The day after, Fire Chief Edward F. Croker was livid, calling the incident an outrage. He spoke bitterly of the way in which the Manufacturers' Association was devising methods to block his proposal for enforcing better methods of fire protection.

Harris and Blanck, who survived by making their way to the roof, via a route unknown to most of the employees, were charged with manslaughter and were acquitted. But in 1914, they were ordered by a judge to pay damages of $75 each to the families of 23 victims who had sued.

The Triangle Shirtwaist fire inspired countless fire and worker safety laws around the country and the world, and is known, to this day, by virtually every firefighter on the planet.

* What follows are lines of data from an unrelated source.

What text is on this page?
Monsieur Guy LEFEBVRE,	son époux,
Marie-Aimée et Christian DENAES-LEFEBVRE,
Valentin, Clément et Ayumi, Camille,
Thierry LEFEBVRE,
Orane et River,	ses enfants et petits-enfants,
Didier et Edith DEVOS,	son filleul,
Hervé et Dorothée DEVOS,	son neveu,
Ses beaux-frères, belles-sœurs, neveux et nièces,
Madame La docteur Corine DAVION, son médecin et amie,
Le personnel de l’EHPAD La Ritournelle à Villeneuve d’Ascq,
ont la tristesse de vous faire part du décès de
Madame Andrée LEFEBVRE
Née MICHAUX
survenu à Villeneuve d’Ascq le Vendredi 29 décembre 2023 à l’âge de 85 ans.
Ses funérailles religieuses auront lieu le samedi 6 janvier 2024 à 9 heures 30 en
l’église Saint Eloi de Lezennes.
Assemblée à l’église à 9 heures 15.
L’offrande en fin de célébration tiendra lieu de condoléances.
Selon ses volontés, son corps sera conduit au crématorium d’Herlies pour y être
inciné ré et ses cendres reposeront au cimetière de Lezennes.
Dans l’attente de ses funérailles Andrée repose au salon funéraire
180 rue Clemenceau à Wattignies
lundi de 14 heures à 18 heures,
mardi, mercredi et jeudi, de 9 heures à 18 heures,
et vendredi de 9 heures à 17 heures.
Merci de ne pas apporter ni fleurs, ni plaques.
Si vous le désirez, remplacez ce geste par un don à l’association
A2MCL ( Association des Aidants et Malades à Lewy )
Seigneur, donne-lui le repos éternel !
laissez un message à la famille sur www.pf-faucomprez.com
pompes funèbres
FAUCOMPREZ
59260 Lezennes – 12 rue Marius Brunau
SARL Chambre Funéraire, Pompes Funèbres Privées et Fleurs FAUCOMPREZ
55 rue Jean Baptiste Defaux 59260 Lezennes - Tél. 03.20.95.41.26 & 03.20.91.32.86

With the gift of hindsight, we can try to explain how such a tragedy could have occurred. In essence, it was a product of the times. In that era, there was an extremely rigid social order--people knew their place, and did what they were told. America was most definitely a land of opportunity, but progress was hampered by social class in a way that would be quite difficult for our modern mind to understand. And, make no mistake, the worst jobs went to immigrants, whom many regarded as sub-human. Concepts of social justice were in their infancy. A prescription for disaster, you might say.

As for the events of September 11, 2001, we can also use hindsight to explain how such tragedies could have occurred. They, too, were a product of their time.

Catalyzed by the unlikely partnership of country club Republicans looking for slave labor, colleges looking for students and thus more federal dollars, and Democratic politicians looking for votes, immigration became virtually unlimited. There were simply not the resources available, nor the will, to check on the hundreds of thousands of expired visas, phony student visas, and known felons--let alone terrorists--who had entered this country. 1911's rigid social order was replaced with a false and unctuous hyper-egalitarianism, that promoted tolerance as the ultimate virtue, and moral relativism as the byword. A prescription for disaster, you might say.

This time, though, the toll was far higher, and the problem won't be solved by merely enacting laws. Nothing less than a radical change in our moral and social fabric will suffice, and it is not at all certain that we are up to the task.